For the Anthropocene, plutonium cast off by hydrogen bomb tests provides that "global fingerprint", explained Cundy.

"The clearest marker for a single year -- which gives an abrupt and effectively instantaneous snapshot -- is plutonium, because there's so little of it naturally present."

That means 1952 -- when the United States first detonated a huge hydrogen bomb in the Marshall Islands as a test -- could become the Anthropocene's boundary year, he said.

Smaller atom bomb explosions before that left mostly regional imprints.

A sharp, hockey-stick increase across a dozen markers of humanity's growing impact -- including population, water use, greenhouse gas emissions, and forest loss -- bunched around the middle of the 20th century add up to what scientists call the Great Acceleration.
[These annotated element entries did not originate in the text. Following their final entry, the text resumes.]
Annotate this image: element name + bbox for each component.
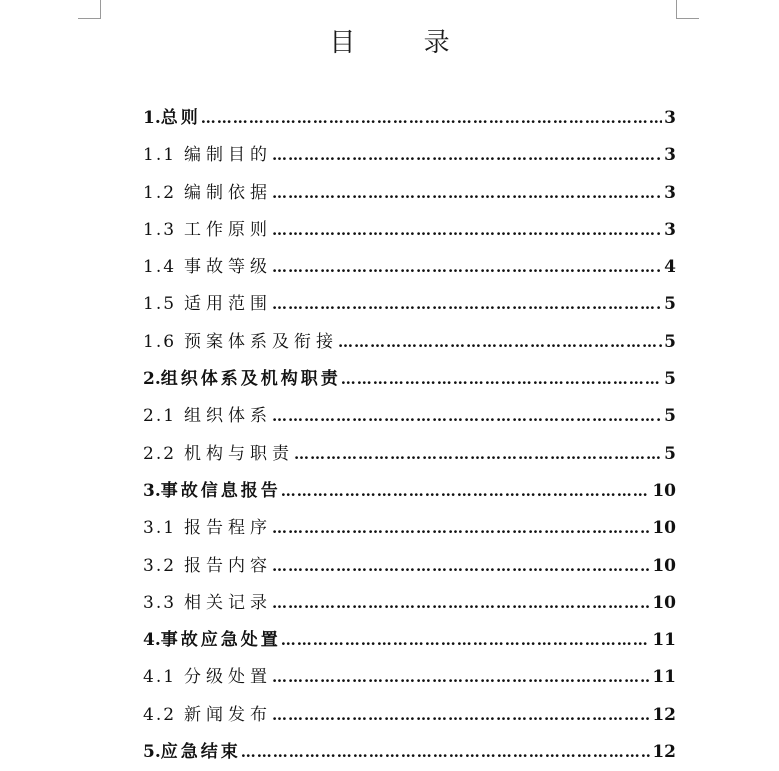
toc-dot-leader bbox=[281, 622, 651, 659]
toc-entry-page: 5 bbox=[664, 369, 676, 390]
toc-dot-leader bbox=[272, 398, 662, 435]
toc-dot-leader bbox=[272, 212, 662, 249]
toc-entry-page: 3 bbox=[664, 182, 676, 203]
toc-entry[interactable] bbox=[143, 175, 676, 212]
toc-entry-label: 总则 bbox=[160, 108, 201, 128]
toc-entry[interactable] bbox=[143, 548, 676, 585]
toc-entry-page: 3 bbox=[664, 108, 676, 128]
toc-dot-leader bbox=[201, 100, 662, 137]
toc-entry-page: 5 bbox=[664, 331, 676, 352]
toc-entry-page: 12 bbox=[652, 742, 676, 763]
toc-dot-leader bbox=[241, 734, 651, 771]
table-of-contents bbox=[143, 100, 676, 771]
toc-entry-label: 报告内容 bbox=[184, 555, 273, 576]
toc-entry-label: 事故信息报告 bbox=[160, 480, 281, 501]
toc-dot-leader bbox=[272, 548, 650, 585]
toc-entry-number: 1.3 bbox=[143, 219, 177, 240]
toc-entry-label: 组织体系及机构职责 bbox=[160, 369, 341, 390]
toc-title: 目 录 bbox=[329, 28, 480, 58]
toc-entry-number: 3.1 bbox=[143, 518, 177, 539]
toc-entry-label: 预案体系及衔接 bbox=[184, 331, 339, 352]
toc-entry-label: 事故等级 bbox=[184, 257, 273, 278]
toc-entry-page: 5 bbox=[664, 294, 676, 315]
toc-entry-label: 工作原则 bbox=[184, 219, 273, 240]
toc-entry-number: 1.2 bbox=[143, 182, 177, 203]
toc-entry-page: 10 bbox=[652, 592, 676, 613]
toc-dot-leader bbox=[272, 286, 662, 323]
toc-entry-page: 5 bbox=[664, 443, 676, 464]
toc-dot-leader bbox=[272, 659, 650, 696]
toc-entry-page: 12 bbox=[652, 704, 676, 725]
toc-dot-leader bbox=[272, 510, 650, 547]
toc-dot-leader bbox=[341, 361, 662, 398]
toc-entry-page: 3 bbox=[664, 219, 676, 240]
toc-entry-label: 组织体系 bbox=[184, 406, 273, 427]
toc-entry-label: 适用范围 bbox=[184, 294, 273, 315]
toc-entry-number: 5. bbox=[143, 742, 161, 763]
toc-entry[interactable] bbox=[143, 622, 676, 659]
toc-entry-number: 1.5 bbox=[143, 294, 177, 315]
toc-entry[interactable] bbox=[143, 436, 676, 473]
toc-entry-page: 10 bbox=[652, 518, 676, 539]
toc-entry-page: 5 bbox=[664, 406, 676, 427]
crop-mark-top-left bbox=[78, 0, 101, 19]
toc-entry-page: 11 bbox=[652, 630, 676, 651]
toc-entry[interactable] bbox=[143, 585, 676, 622]
toc-entry-page: 10 bbox=[652, 480, 676, 501]
toc-entry-label: 编制目的 bbox=[184, 145, 273, 166]
toc-dot-leader bbox=[272, 175, 662, 212]
toc-dot-leader bbox=[294, 436, 662, 473]
toc-entry[interactable] bbox=[143, 212, 676, 249]
toc-dot-leader bbox=[272, 697, 650, 734]
toc-entry-page: 3 bbox=[664, 145, 676, 166]
toc-entry-number: 2. bbox=[143, 369, 161, 390]
toc-entry[interactable] bbox=[143, 473, 676, 510]
toc-entry-number: 1.1 bbox=[143, 145, 177, 166]
toc-entry-number: 1. bbox=[143, 108, 161, 128]
toc-entry-label: 事故应急处置 bbox=[160, 630, 281, 651]
toc-entry[interactable] bbox=[143, 734, 676, 771]
toc-entry-number: 2.2 bbox=[143, 443, 177, 464]
toc-entry[interactable] bbox=[143, 659, 676, 696]
toc-entry[interactable] bbox=[143, 137, 676, 174]
toc-entry-number: 4. bbox=[143, 630, 161, 651]
toc-entry-label: 新闻发布 bbox=[184, 704, 273, 725]
toc-dot-leader bbox=[272, 249, 662, 286]
toc-entry[interactable] bbox=[143, 510, 676, 547]
toc-entry-label: 相关记录 bbox=[184, 592, 273, 613]
toc-entry-number: 3.2 bbox=[143, 555, 177, 576]
toc-entry-number: 3.3 bbox=[143, 592, 177, 613]
toc-entry[interactable] bbox=[143, 286, 676, 323]
toc-entry-label: 应急结束 bbox=[160, 742, 241, 763]
toc-entry-number: 4.1 bbox=[143, 667, 177, 688]
crop-mark-top-right bbox=[676, 0, 699, 19]
toc-dot-leader bbox=[338, 324, 662, 361]
toc-entry-page: 10 bbox=[652, 555, 676, 576]
toc-entry-label: 机构与职责 bbox=[184, 443, 295, 464]
toc-entry-page: 4 bbox=[664, 257, 676, 278]
toc-entry-number: 3. bbox=[143, 480, 161, 501]
toc-entry-number: 1.4 bbox=[143, 257, 177, 278]
toc-entry[interactable] bbox=[143, 324, 676, 361]
toc-entry-page: 11 bbox=[652, 667, 676, 688]
toc-dot-leader bbox=[272, 137, 662, 174]
toc-entry-number: 1.6 bbox=[143, 331, 177, 352]
toc-entry[interactable] bbox=[143, 361, 676, 398]
toc-dot-leader bbox=[281, 473, 651, 510]
toc-dot-leader bbox=[272, 585, 650, 622]
toc-entry-label: 编制依据 bbox=[184, 182, 273, 203]
toc-entry[interactable] bbox=[143, 697, 676, 734]
toc-entry-number: 2.1 bbox=[143, 406, 177, 427]
toc-entry-label: 报告程序 bbox=[184, 518, 273, 539]
toc-entry[interactable] bbox=[143, 398, 676, 435]
toc-entry[interactable] bbox=[143, 249, 676, 286]
toc-entry-label: 分级处置 bbox=[184, 667, 273, 688]
toc-entry-number: 4.2 bbox=[143, 704, 177, 725]
toc-entry[interactable] bbox=[143, 100, 676, 137]
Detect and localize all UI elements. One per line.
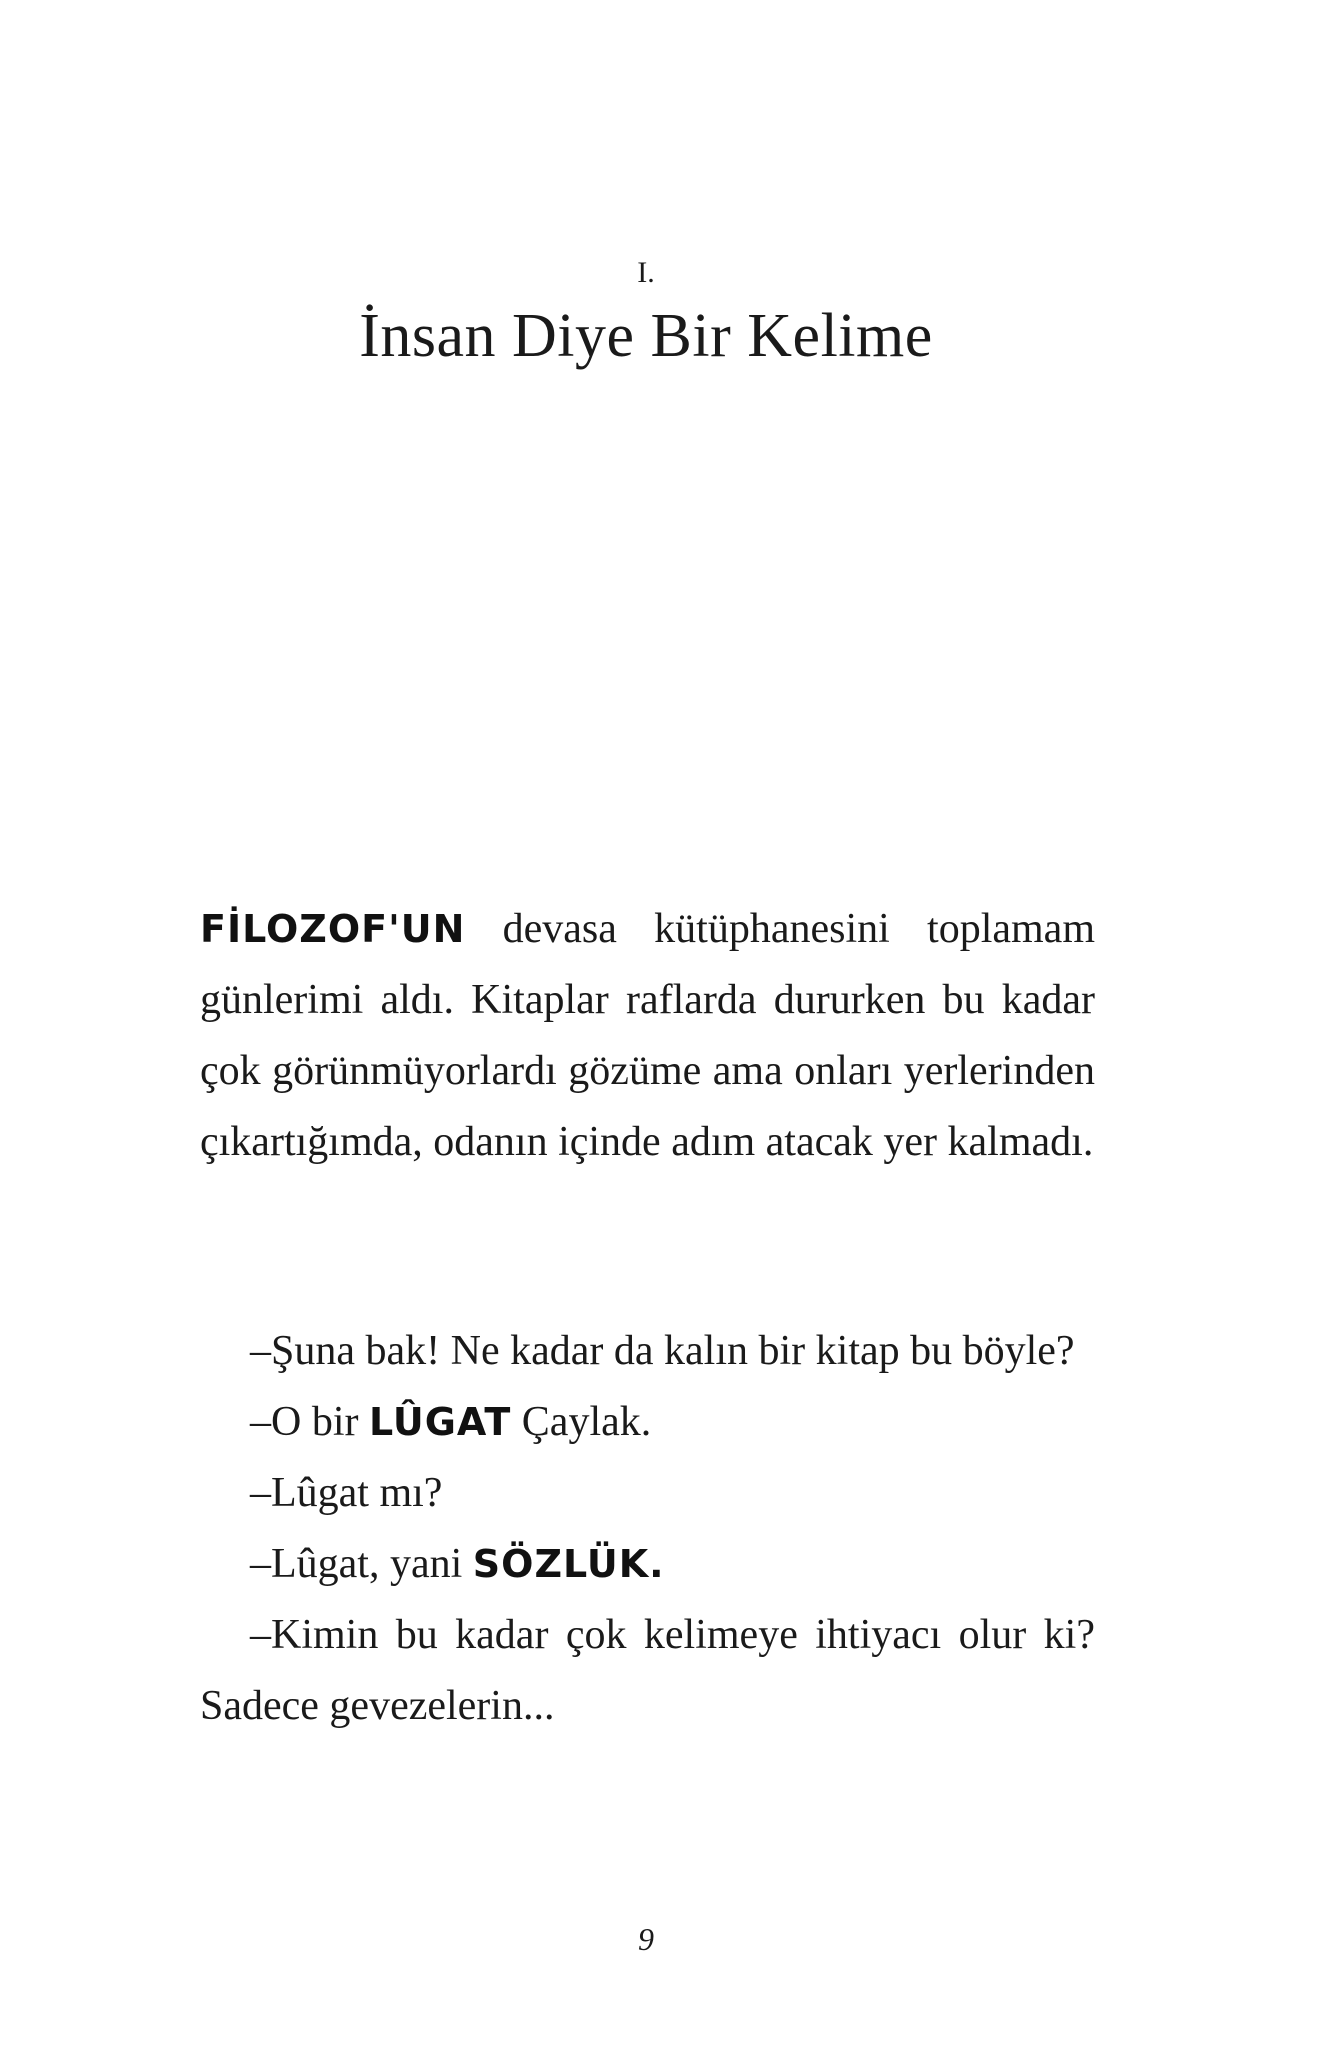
highlight-filozofun: FİLOZOF'UN xyxy=(200,907,466,951)
chapter-title: İnsan Diye Bir Kelime xyxy=(359,302,933,370)
chapter-number: I. xyxy=(637,256,655,289)
dialogue-line-3: –Lûgat mı? xyxy=(250,1470,443,1516)
dialogue-line-1: –Şuna bak! Ne kadar da kalın bir kitap bu böyle? xyxy=(250,1328,1075,1374)
paragraph-intro-text: devasa kütüphanesini toplamam günlerimi aldı. Kitaplar raflarda dururken bu kadar çok görünmüyorlardı gözüme ama onları yerlerinden çıkartığımda, odanın içinde adım atacak yer kalmadı. xyxy=(200,906,1095,1165)
dialogue-line-4-before: –Lûgat, yani xyxy=(250,1541,473,1587)
highlight-lugat: LÛGAT xyxy=(369,1400,512,1444)
dialogue-line-4 xyxy=(200,1529,1095,1600)
dialogue-block xyxy=(200,1316,1095,1742)
highlight-sozluk: SÖZLÜK. xyxy=(472,1542,665,1586)
paragraph-intro xyxy=(200,894,1095,1178)
dialogue-line-5: –Kimin bu kadar çok kelimeye ihtiyacı olur ki? Sadece gevezelerin... xyxy=(200,1612,1095,1729)
dialogue-line-2 xyxy=(200,1387,1095,1458)
page-number: 9 xyxy=(638,1921,654,1957)
dialogue-line-2-after: Çaylak. xyxy=(511,1399,652,1445)
dialogue-line-2-before: –O bir xyxy=(250,1399,369,1445)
The "epoch of humans" first proposed in 2002 by chemistry Nobel Paul Crutzen is widely accepted within science as a reality, but faces daunting hurdles for formal validation by the gatekeepers of Earth's official geological timeline of eon, eras, periods and epochs, such as the Jurassic and the Cretaceous.

The Anthropocene's recommendations must be approved by super-majority vote of two separate committees before final validation by the International Unions of Geological Sciences (IUGS).

The heads of those bodies have thus far expressed sharp scepticism towards the Anthropocene, mostly on technical grounds.

"The vote in the working group is on a routine step at the lowest level," IUGS General Secretary Stanley Finney told AFP.

The working group has yet to submit its final recommendation to the International Commission on Stratigraphy, he noted.

"Only then can it be given peer review, and the evidence and arguments truly evaluated," Finney said.